Numbers & Units in Old Tagalog

Jean-Paul POTET potetjp at ORANGE.FR
Fri Feb 10 14:22:44 UTC 2012


Dear colleagues,

This is to inform you that my book Numbers & Units in Old Tagalog, softbound, A4, 400 pages, ISBN 978-1-4710-7930-6, is now available from Lulu.com.


Best regards


Jean-Paul G. POTET


Abstract


When the Spaniards settled in Manila in 1571, they discovered that the Tagalogs had a very strange way of expressing numbers. For example, to tell six thousand eight hundred and thirty-seven (6,837), they would say something like maika-7.thousand + maika-9.hundred + maika-4.ten + 7! In other words they used 7 for 6, 9 for 8 and 4 for 3, prefixing maika- to each product to signal the change.
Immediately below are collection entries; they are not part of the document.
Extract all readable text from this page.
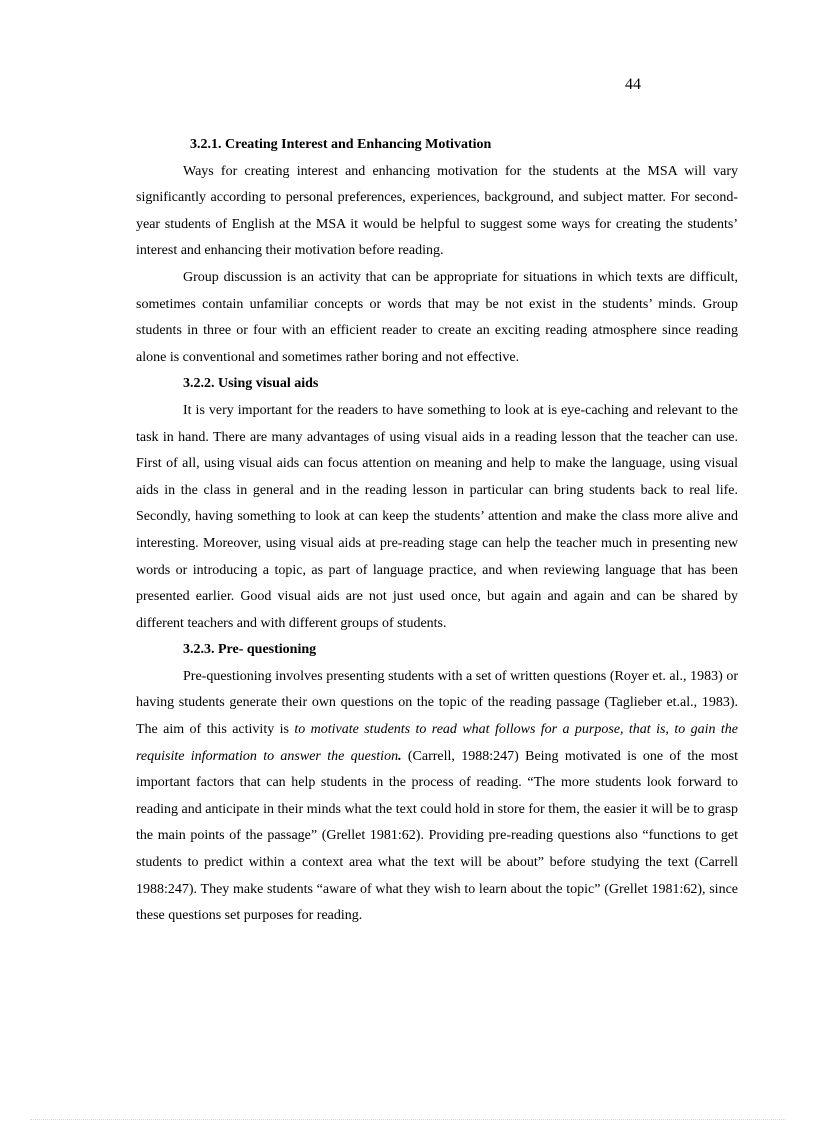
44

3.2.1. Creating Interest and Enhancing Motivation

Ways for creating interest and enhancing motivation for the students at the MSA will vary significantly according to personal preferences, experiences, background, and subject matter. For second-year students of English at the MSA it would be helpful to suggest some ways for creating the students’ interest and enhancing their motivation before reading.

Group discussion is an activity that can be appropriate for situations in which texts are difficult, sometimes contain unfamiliar concepts or words that may be not exist in the students’ minds. Group students in three or four with an efficient reader to create an exciting reading atmosphere since reading alone is conventional and sometimes rather boring and not effective.

3.2.2. Using visual aids

It is very important for the readers to have something to look at is eye-caching and relevant to the task in hand. There are many advantages of using visual aids in a reading lesson that the teacher can use. First of all, using visual aids can focus attention on meaning and help to make the language, using visual aids in the class in general and in the reading lesson in particular can bring students back to real life. Secondly, having something to look at can keep the students’ attention and make the class more alive and interesting. Moreover, using visual aids at pre-reading stage can help the teacher much in presenting new words or introducing a topic, as part of language practice, and when reviewing language that has been presented earlier. Good visual aids are not just used once, but again and again and can be shared by different teachers and with different groups of students.

3.2.3. Pre- questioning

Pre-questioning involves presenting students with a set of written questions (Royer et. al., 1983) or having students generate their own questions on the topic of the reading passage (Taglieber et.al., 1983). The aim of this activity is to motivate students to read what follows for a purpose, that is, to gain the requisite information to answer the question. (Carrell, 1988:247) Being motivated is one of the most important factors that can help students in the process of reading. “The more students look forward to reading and anticipate in their minds what the text could hold in store for them, the easier it will be to grasp the main points of the passage” (Grellet 1981:62). Providing pre-reading questions also “functions to get students to predict within a context area what the text will be about” before studying the text (Carrell 1988:247). They make students “aware of what they wish to learn about the topic” (Grellet 1981:62), since these questions set purposes for reading.
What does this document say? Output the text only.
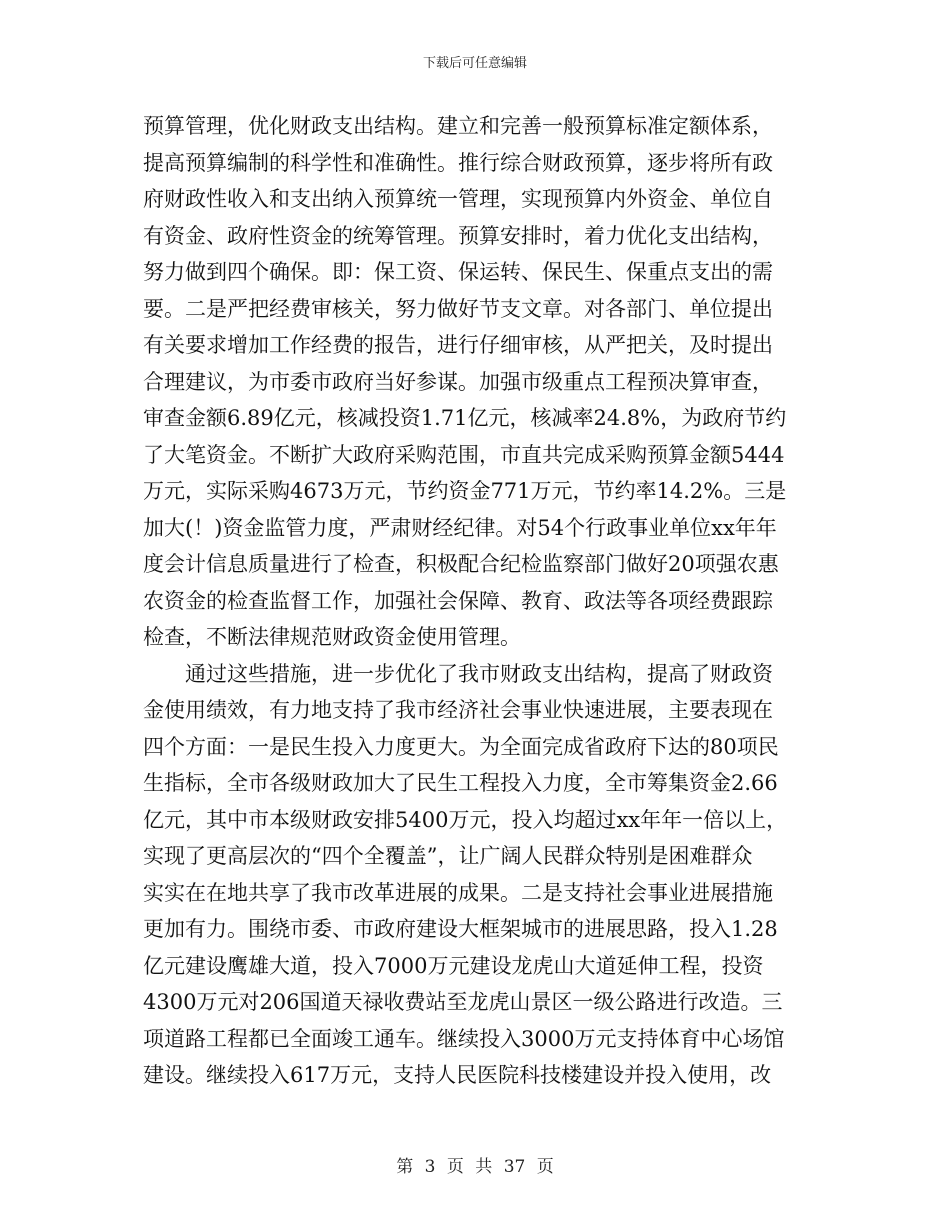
下载后可任意编辑
预算管理，优化财政支出结构。建立和完善一般预算标准定额体系，
提高预算编制的科学性和准确性。推行综合财政预算，逐步将所有政
府财政性收入和支出纳入预算统一管理，实现预算内外资金、单位自
有资金、政府性资金的统筹管理。预算安排时，着力优化支出结构，
努力做到四个确保。即：保工资、保运转、保民生、保重点支出的需
要。二是严把经费审核关，努力做好节支文章。对各部门、单位提出
有关要求增加工作经费的报告，进行仔细审核，从严把关，及时提出
合理建议，为市委市政府当好参谋。加强市级重点工程预决算审查，
审查金额6.89亿元，核减投资1.71亿元，核减率24.8%，为政府节约
了大笔资金。不断扩大政府采购范围，市直共完成采购预算金额5444
万元，实际采购4673万元，节约资金771万元，节约率14.2%。三是
加大(！)资金监管力度，严肃财经纪律。对54个行政事业单位xx年年
度会计信息质量进行了检查，积极配合纪检监察部门做好20项强农惠
农资金的检查监督工作，加强社会保障、教育、政法等各项经费跟踪
检查，不断法律规范财政资金使用管理。
通过这些措施，进一步优化了我市财政支出结构，提高了财政资
金使用绩效，有力地支持了我市经济社会事业快速进展，主要表现在
四个方面：一是民生投入力度更大。为全面完成省政府下达的80项民
生指标，全市各级财政加大了民生工程投入力度，全市筹集资金2.66
亿元，其中市本级财政安排5400万元，投入均超过xx年年一倍以上，
实现了更高层次的“四个全覆盖”，让广阔人民群众特别是困难群众
实实在在地共享了我市改革进展的成果。二是支持社会事业进展措施
更加有力。围绕市委、市政府建设大框架城市的进展思路，投入1.28
亿元建设鹰雄大道，投入7000万元建设龙虎山大道延伸工程，投资
4300万元对206国道天禄收费站至龙虎山景区一级公路进行改造。三
项道路工程都已全面竣工通车。继续投入3000万元支持体育中心场馆
建设。继续投入617万元，支持人民医院科技楼建设并投入使用，改
第 3 页 共 37 页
This complex numeration was quickly replaced by a calque of the Spanish system. Things, however, could still be quite tricky with coins and units of measurement whether Insulindian or Spanish. Often a unit was left out as in the case of maika-4 + 1/8, meaning 3 tostones + 1/2 real or 12 and 1/2 reales (silver coins). The book analyses the ancient numeral system in the first part. A rich lexicon of ancient terms is appended, and every term can be retrieved through the index.